Vediamo, anzi tutto, quale sia il contenuto di questi primi quattro fascicoli, i quali occupano già insieme 96 pagine.

Primo fascicolo. — Notiamo anzitutto un carattere assai frequente nelle storielle africane; quei popoli credono alla metempsicosi, non solo nella vita futura, ma in questa vita stessa; come i Francesi credono ancora al loup garou, nel quale, per forza d’alcuna stregoneria, un uomo od una donna può trasformarsi, e durare fin che un cacciatore pietoso col lacerare quella veste animalesca non restituisca alla persona stregata la sua forma primitiva, anche i popoli dell’Africa australe suppongono che, sotto l’aspetto di alcune bestie si celino uomini, serbando ancora tutti i loro sentimenti umani, che quell’aspetto sia, per lo più, conseguenza d’una maledizione, e che da quella maledizione liberi l’ossesso il bacio d’una donna.
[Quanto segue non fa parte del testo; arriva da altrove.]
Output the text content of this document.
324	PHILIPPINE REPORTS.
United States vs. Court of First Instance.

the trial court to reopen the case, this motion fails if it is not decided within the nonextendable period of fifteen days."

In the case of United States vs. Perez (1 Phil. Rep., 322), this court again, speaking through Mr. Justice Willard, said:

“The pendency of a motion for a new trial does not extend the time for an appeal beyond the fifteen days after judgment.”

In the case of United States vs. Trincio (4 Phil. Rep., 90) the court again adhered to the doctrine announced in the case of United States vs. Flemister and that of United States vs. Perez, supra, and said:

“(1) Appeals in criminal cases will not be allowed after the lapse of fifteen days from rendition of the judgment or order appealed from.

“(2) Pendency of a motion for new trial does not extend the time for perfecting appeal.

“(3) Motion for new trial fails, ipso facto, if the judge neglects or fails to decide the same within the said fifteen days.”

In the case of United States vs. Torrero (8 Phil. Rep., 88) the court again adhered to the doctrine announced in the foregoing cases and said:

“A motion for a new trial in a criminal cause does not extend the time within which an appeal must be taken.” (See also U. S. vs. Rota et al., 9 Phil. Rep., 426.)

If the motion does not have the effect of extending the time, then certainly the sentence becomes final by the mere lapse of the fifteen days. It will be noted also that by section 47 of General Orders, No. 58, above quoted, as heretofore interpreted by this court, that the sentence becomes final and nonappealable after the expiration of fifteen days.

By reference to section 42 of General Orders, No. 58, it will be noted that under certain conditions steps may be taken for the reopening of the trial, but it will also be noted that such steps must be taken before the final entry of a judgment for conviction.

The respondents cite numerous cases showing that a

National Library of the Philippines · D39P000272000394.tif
Come ognuno può vedere, la novellina francese della bella e della bestia, la quale, alla sua volta, ha molti punti di contatto con l’antica favola di Amore e Psiche, si ritrova pure fra i Cafri. Come si può spiegare un fenomeno così curioso? È egli possibile immaginare che la stessa nozione mitica siasi spontaneamente generata in un cervello cafro e in un cervello ario? Io non sono molto disposto a crederlo. E sapendo come e quanto viaggino le leggende popolari, e quanta varietà di forme assumano viaggiando, credo piuttosto che una nozione aria penetrata, per un accidente storico del quale ci manca, per ora, il filo, tra popoli africani, abbia dato occasione ad una nuova manifestazione d’antico mito particolarmente ariano.